Trust hails Highland councillors’ stand in defence of wild land
Planning committee objects to two controversial wind farm proposals while officials block another.
The John Muir Trust has welcomed the decision by Highland Council’s North Planning Committee to raise official objections against two large scale wind farm proposals that would disrupt wildlife and disfigure scenic landscapes in the Northern Highlands
During the debate, councillors voiced concern that the developments would have a detrimental impact on the landscape, on tourism and on sensitive peatlands.
Scottish and Southern Energy (SSE) have submitted a proposal for a 27-turbine wind farm at Dalnessie, 13km north of Lairg in Sutherland, while the Washington DC based AES Corporation have plans to erect a 34-turbine development at Glenmorie, 10km south of Bonar Bridge in Easter Ross.
Dalnessie is an important habitat for the rare and vulnerable black-throated diver population, while the Glenmorie development would be visible from the designated National Scenic Area around the Dornoch Firth, and from the slopes of Ben Wyvis, which is a Special Landscape Area.
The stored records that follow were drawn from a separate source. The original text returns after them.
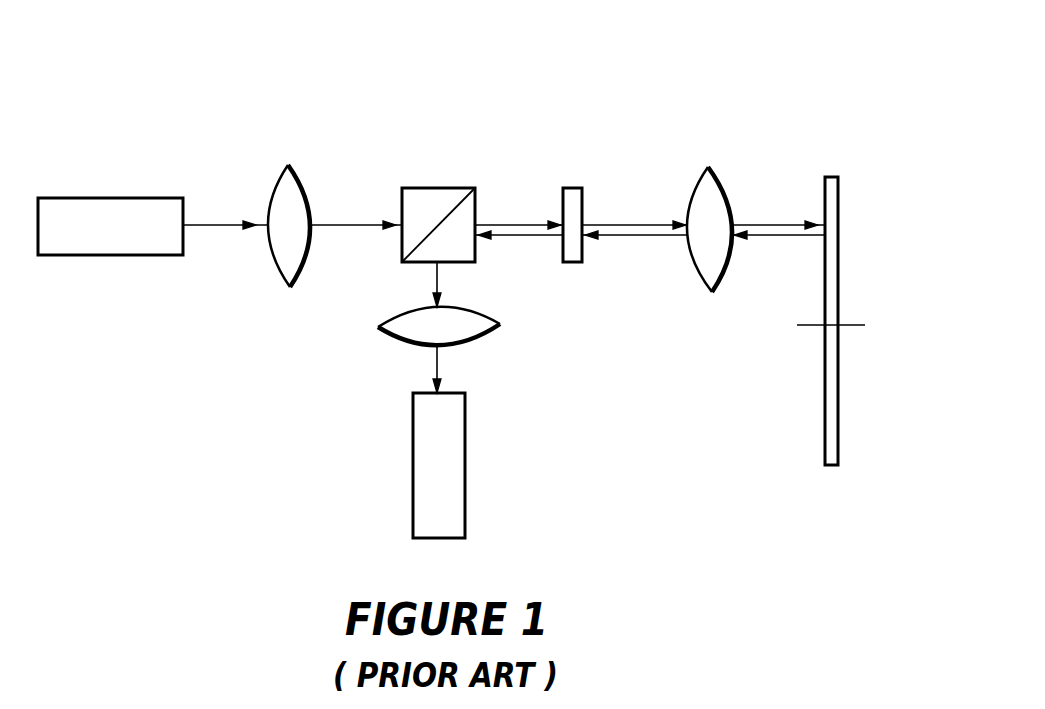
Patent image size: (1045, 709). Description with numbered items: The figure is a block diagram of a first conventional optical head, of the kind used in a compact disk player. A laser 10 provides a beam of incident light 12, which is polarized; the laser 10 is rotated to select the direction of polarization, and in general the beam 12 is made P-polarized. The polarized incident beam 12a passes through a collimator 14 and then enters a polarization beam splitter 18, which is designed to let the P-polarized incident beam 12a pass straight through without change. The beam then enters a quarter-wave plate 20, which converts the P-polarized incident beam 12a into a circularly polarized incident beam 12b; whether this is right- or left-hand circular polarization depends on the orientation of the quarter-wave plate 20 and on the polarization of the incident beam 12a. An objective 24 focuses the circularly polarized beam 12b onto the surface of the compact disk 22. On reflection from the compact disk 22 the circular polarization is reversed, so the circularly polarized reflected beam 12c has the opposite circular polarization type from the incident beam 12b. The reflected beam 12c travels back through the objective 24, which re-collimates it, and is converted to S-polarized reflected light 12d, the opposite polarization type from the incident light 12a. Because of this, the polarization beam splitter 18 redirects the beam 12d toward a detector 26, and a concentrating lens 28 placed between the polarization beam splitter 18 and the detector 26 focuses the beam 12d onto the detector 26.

The laser 10 is at (113, 197).
The beam of incident light 12 is at (207, 222).
The polarized incident beam 12a is at (503, 222).
The circularly polarized incident beam 12b is at (633, 220).
The circularly polarized reflected beam 12c is at (763, 237).
The second polarization-type reflected light 12d is at (437, 272).
The collimator 14 is at (287, 165).
The polarization beam splitter 18 is at (428, 188).
The quarter-wave plate 20 is at (575, 188).
The compact disk 22 is at (832, 202).
The objective 24 is at (708, 167).
The detector 26 is at (465, 418).
The concentrating lens 28 is at (497, 323).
Because the North Planning Committee is a statutory consultee, the decision means that the proposals will now have to face public inquiries.
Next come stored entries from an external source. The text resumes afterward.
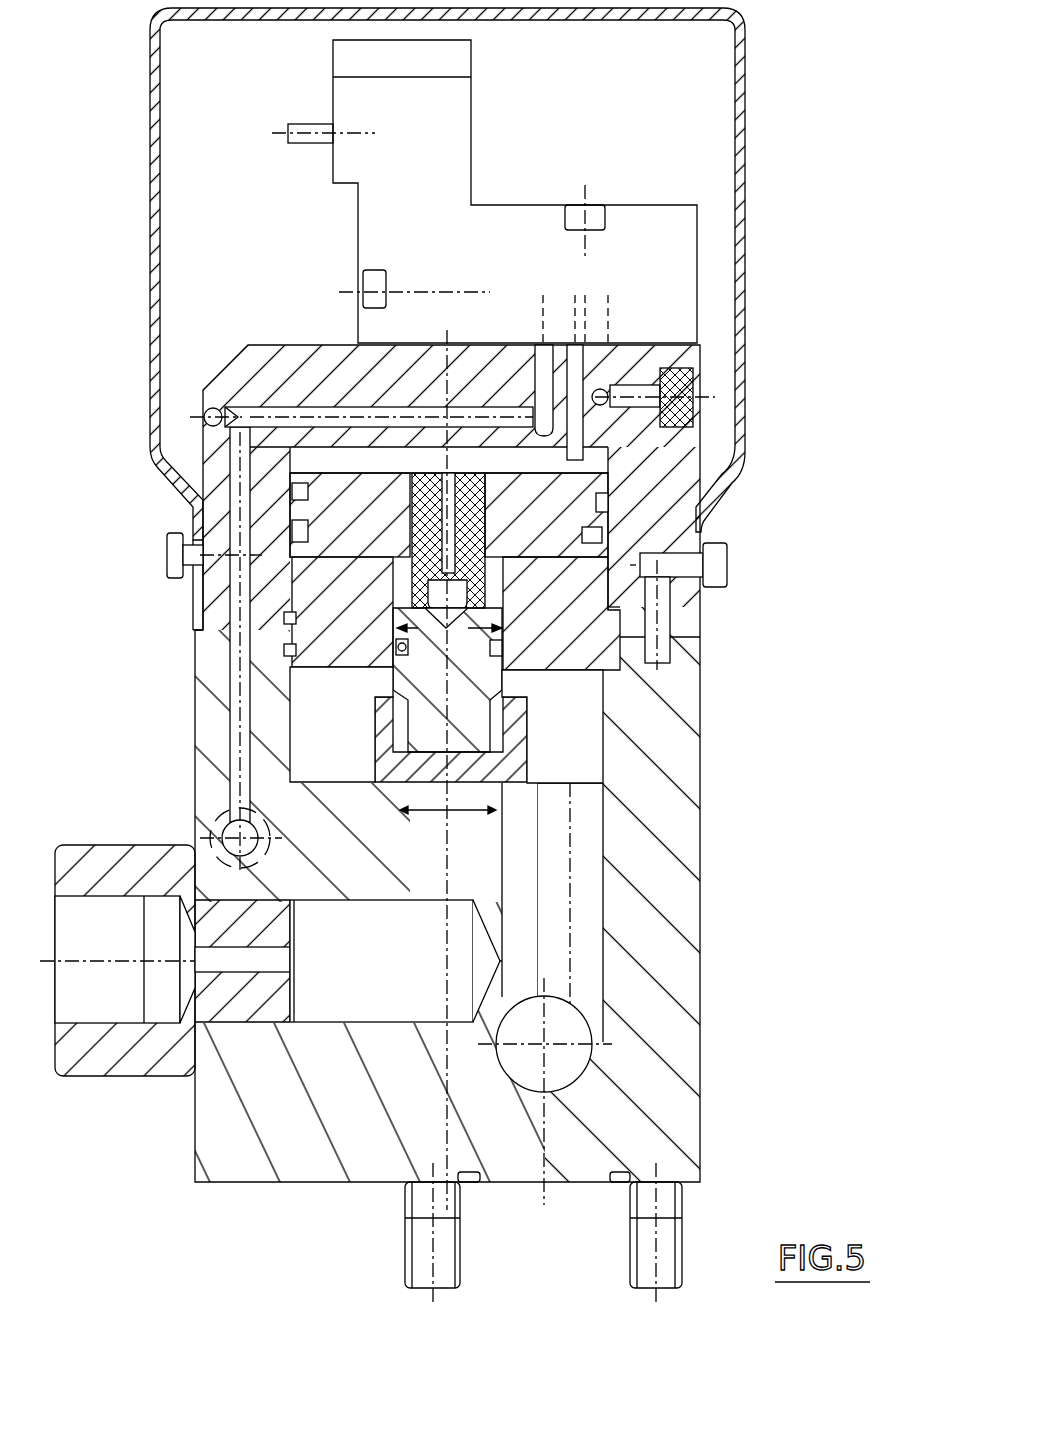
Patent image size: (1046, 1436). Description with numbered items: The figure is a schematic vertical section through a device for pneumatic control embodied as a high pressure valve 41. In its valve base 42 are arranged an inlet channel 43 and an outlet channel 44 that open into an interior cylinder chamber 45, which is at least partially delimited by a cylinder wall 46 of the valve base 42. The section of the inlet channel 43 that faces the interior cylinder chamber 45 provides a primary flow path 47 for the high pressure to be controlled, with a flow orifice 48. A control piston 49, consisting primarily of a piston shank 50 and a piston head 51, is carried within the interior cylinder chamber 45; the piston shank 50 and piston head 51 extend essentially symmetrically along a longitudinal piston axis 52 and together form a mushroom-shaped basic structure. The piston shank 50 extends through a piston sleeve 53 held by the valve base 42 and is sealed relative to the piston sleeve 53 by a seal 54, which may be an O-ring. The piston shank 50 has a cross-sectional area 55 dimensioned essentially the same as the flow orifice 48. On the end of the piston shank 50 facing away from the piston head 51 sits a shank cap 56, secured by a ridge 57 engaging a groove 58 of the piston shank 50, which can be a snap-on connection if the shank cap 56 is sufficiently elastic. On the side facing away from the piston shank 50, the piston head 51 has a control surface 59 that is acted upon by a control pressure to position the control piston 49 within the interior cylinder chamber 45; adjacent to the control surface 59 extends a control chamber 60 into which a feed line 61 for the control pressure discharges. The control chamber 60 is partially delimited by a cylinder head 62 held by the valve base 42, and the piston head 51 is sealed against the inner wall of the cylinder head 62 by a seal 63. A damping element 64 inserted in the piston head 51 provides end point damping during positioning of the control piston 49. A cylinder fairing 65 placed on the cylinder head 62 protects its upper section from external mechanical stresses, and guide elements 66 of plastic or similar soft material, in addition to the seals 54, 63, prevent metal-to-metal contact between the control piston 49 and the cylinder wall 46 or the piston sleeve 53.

The high pressure valve 41 is at (732, 774).
The valve base 42 is at (690, 1042).
The inlet channel 43 is at (450, 782).
The outlet channel 44 is at (585, 897).
The interior cylinder chamber 45 is at (567, 715).
The cylinder wall 46 is at (675, 733).
The primary flow path 47 is at (480, 850).
The flow orifice 48 is at (445, 1020).
The control piston 49 is at (335, 686).
The piston shank 50 is at (627, 688).
The piston head 51 is at (300, 520).
The longitudinal piston axis 52 is at (450, 335).
The piston sleeve 53 is at (284, 620).
The seal 54 is at (292, 665).
The cross-sectional area 55 is at (380, 786).
The shank cap 56 is at (397, 788).
The ridge 57 is at (383, 697).
The groove 58 is at (352, 677).
The control surface 59 is at (732, 462).
The control chamber 60 is at (323, 457).
The feed line 61 is at (585, 378).
The cylinder head 62 is at (668, 527).
The seal 63 is at (215, 528).
The damping element 64 is at (423, 473).
The cylinder fairing 65 is at (745, 83).
The guide elements 66 is at (640, 503).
The drive by energy corportaions to industrialise parts of the Highlands was dealt a further blow on the same day (February 12) when planning officials announced they would be using their delegated to powers to block a further development at Clach Liath on the shoulder of Ben Wyvis.
With the Scottish Highlands fast becoming the focus of a new goldrush by energy corporations, the John Muir Trust has applauded this triple rebuff as a potential turning point in the battle to prevent the exploitation of scenic wild lands across the Highlands for profit.
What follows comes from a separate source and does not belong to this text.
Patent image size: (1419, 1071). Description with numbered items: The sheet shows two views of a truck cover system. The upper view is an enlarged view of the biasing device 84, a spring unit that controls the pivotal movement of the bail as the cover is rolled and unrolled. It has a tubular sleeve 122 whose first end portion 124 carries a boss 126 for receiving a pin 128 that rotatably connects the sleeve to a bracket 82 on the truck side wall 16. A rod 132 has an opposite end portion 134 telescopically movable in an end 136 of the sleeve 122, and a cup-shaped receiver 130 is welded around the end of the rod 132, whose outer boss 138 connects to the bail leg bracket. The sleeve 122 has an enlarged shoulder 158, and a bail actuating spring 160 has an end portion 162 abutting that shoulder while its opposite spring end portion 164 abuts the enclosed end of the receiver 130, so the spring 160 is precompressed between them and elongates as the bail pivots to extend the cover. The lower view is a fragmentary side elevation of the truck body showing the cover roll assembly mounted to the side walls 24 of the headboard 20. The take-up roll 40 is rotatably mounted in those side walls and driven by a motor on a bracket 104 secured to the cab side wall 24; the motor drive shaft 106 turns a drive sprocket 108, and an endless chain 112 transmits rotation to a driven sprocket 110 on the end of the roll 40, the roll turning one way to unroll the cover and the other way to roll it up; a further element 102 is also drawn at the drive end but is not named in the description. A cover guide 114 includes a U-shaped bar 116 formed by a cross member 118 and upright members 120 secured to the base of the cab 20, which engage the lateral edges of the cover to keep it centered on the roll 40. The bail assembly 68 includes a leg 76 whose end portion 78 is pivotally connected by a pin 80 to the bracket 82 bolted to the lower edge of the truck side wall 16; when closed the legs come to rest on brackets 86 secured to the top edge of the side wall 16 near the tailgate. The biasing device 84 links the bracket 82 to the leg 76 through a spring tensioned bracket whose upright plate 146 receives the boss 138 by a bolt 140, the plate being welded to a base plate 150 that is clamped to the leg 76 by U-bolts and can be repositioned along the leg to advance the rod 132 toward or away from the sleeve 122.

Fraser Wallace, Policy Officer for the Trust said: “We warmly welcome this decision by local councillors and planners to stand up to the exploitation of wild landscapes and natural habitats. Wild land needs protection from commercial vandalism – for its own sake and for the sake of tourism which generates 14 per cent of all jobs in the Highlands.
“There is now a groundswell of opposition to the industrialisation of wild Highland landscapes, embracing a broad spectrum of residents, communities, businesses, conservationists, the outdoors community and local politicians."